Das Gesetz ist - abgesehen von seiner Komplexität - unumstritten, jede Berufsgruppe fällt hinein. Diskutiert wird lediglich darüber, wie die Finanzierung bei immer mehr Leistungen und Anspruchsberechtigten aufrecht erhalten werden kann.
Derzeit wird die Finanzierung über die Lohnsumme gerechnet. Das bedeutet, dass Arbeit der wichtigste Faktor zur Aufrechterhaltung des Versicherungsprinzips ist. In Zeiten vermehrter Arbeitslosigkeit gerät das System unter Druck. Hinzu kommt die demographische Entwicklung: Die Lebenserwartung der Männer ist in den vergangenen 30 Jahren von 75 auf 80 Jahre, die der Frauen von 80 auf 84 Jahre gestiegen. Der Pensionsbezug hat sich bei Männern von 14 auf 21 Jahre und bei Frauen von 19 auf 27 Jahre erhöht.

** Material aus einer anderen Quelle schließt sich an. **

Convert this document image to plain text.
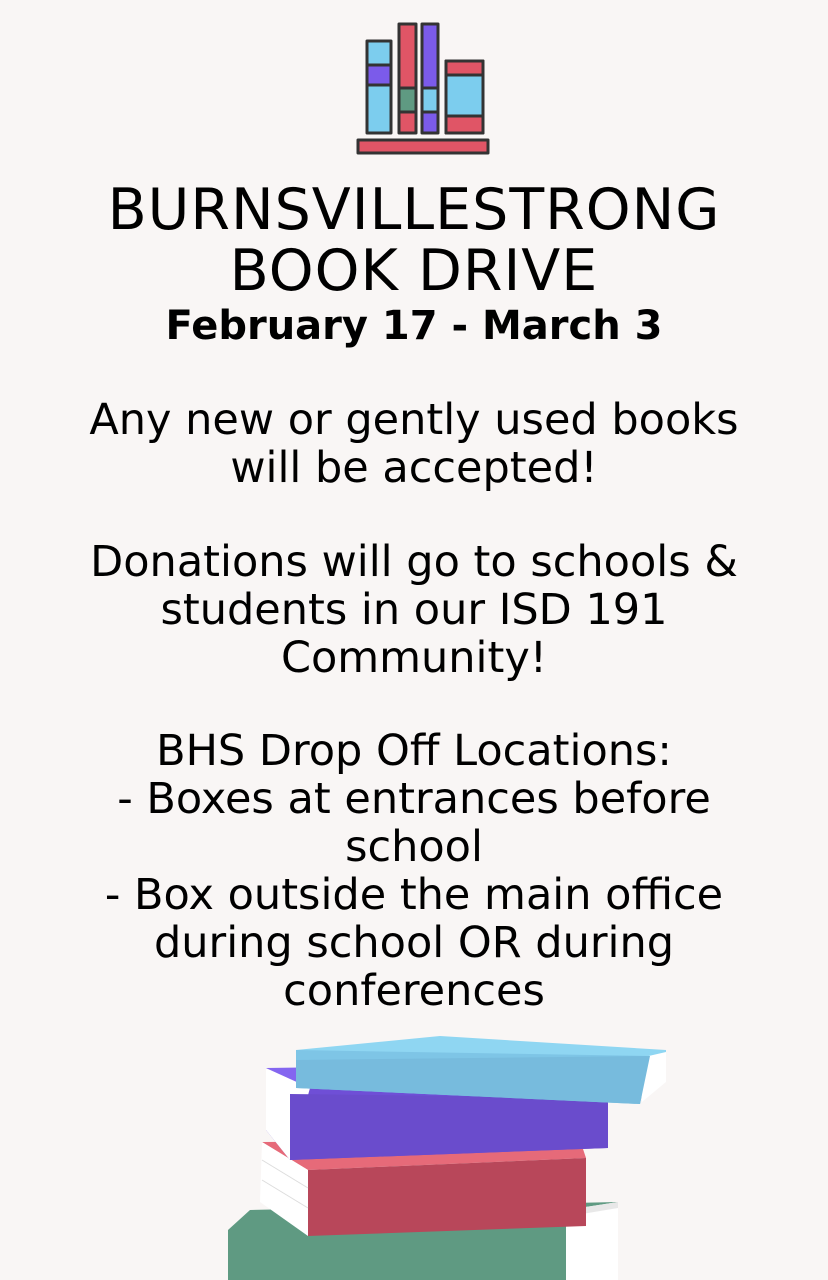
BURNSVILLESTRONG
BOOK DRIVE
February 17 - March 3
Any new or gently used books
will be accepted!
Donations will go to schools &
students in our ISD 191
Community!
BHS Drop Off Locations:
- Boxes at entrances before
school
- Box outside the main office
during school OR during
conferences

Dennoch hielt der frühere deutsche Arbeitsminister Norbert Blüm (CDU) bei der Festveranstaltung ein Plädoyer für die Koppelung der Beiträge an ein Arbeitsverhältnis, denn ein Sozialsystem, das auf Steuern aufbaue, werde leicht zu einem Fürsorgesystem und daher zu einem Gnadenakt. Soziale Sicherheit müsse als solidarische Selbsthilfe, nicht als fürsorgliche Zuteilung organisiert sein.